You should also consider the following:
  • Customer and supplier concentration. Vendors and suppliers that have customer or supplier concentration, such as a single customer who makes up more than 25% of the supplier’s revenue base, might have greater risk to your organization. This is a common measure to assess, understand, and monitor more thoroughly to ascertain the risk that may be posed to the supplier if it loses this relationship from a highly concentrated partner in the future.
  • Creditors. What banks back your supplier? How much debt have these banks committed to the supplier? How much of this debt/capital is outstanding? Is the bank a reputable source of funding? Make sure to take note, as these can suggest further levels and insight into a supplier’s position and standing in the marketplace.
  • Type of debt/financing. What type of debt or equity has the supplier raised or has access to? Are these financing sources available in the future? How do these financing sources help the business in the normal course of business and operations? This information can suggest a supplier’s ability to secure or access future capital and funding in the future if needed to support liquidity or operations.

5 Tips for Assessing the Financial Risk of Suppliers

Protecting your organization from lost revenue and poor financial health is more important than ever. So, how does this factor into your third-party risk management program? One of the best methods to ensure that your own organization is financially healthy is to assess the financial risk of your suppliers.

Here are some best practices and common suggestions that your organization can implement to assess suppliers and their financial health in today’s ever-evolving business landscape:

  1.  Assume all vendors or suppliers may be experiencing financial strain, regardless of their existing reports.
  2. Review your service level agreements (SLAs) often and make sure to underscore importance of SLAs throughout critical points in the vendor management lifecycle.
  3. Revisit existing information made available from suppliers and ask for updated documentation.
  4. Create questionnaires and common financial health due diligence request lists from suppliers to ensure thorough information is collected and made available.
  5. Keep an up-to-date repository on details shared and provide access to users across your organization for improved visibility and insight into the information and risks suppliers may pose to your organization’s operations.

Additionally, there are some basic overall questions you should ask your organization and your suppliers once you have compiled all the information possible from the list above.

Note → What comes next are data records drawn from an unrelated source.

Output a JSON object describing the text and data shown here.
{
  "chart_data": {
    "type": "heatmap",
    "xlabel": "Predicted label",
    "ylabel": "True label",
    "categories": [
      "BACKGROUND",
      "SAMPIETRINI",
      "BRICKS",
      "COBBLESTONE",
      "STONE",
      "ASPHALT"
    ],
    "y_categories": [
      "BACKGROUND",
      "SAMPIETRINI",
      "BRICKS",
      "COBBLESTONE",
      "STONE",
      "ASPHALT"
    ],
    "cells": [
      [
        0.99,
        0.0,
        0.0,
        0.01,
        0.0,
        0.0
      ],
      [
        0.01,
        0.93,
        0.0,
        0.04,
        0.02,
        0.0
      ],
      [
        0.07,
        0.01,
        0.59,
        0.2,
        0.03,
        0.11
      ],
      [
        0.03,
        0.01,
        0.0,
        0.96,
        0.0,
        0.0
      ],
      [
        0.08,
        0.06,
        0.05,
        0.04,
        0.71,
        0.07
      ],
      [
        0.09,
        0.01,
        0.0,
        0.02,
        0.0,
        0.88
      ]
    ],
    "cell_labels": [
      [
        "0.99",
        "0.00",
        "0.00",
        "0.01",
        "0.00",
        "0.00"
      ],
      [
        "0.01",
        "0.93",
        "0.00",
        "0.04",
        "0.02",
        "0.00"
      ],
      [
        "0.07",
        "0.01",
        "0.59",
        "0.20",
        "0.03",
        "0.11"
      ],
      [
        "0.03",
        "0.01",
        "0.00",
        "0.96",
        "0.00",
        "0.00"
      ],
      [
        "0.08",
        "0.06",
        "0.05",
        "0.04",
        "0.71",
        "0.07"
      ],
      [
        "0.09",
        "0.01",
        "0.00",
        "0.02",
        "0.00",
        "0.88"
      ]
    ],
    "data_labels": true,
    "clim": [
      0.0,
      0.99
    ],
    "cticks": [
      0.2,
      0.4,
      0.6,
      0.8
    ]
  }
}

Some questions to ask include:
  • Is the supplier making money? Have there been new sales recently?
  • Does the supplier have sufficient financial AND human capital to support their ongoing operations? Have they recently let go or furloughed employees?
  • What is the financial outlook for the supplier over the next year?

The financial strength of a key supplier plays a critical role in your organization’s overall operation and financial health. Keep in mind, a well-capitalized supplier can help provide valuable products and services your organization needs to sustain its operations and continue its growth trajectory and success. 

Without the proper controls and risk management of a supplier’s financial health and standing, poor financial health of suppliers can have a disastrous effect on your business. It’s imperative that your organization take the proper steps to ensure proper controls and risk management processes are implemented and maintained to minimize the risk that arises from the financial health of suppliers in today’s complex business environment.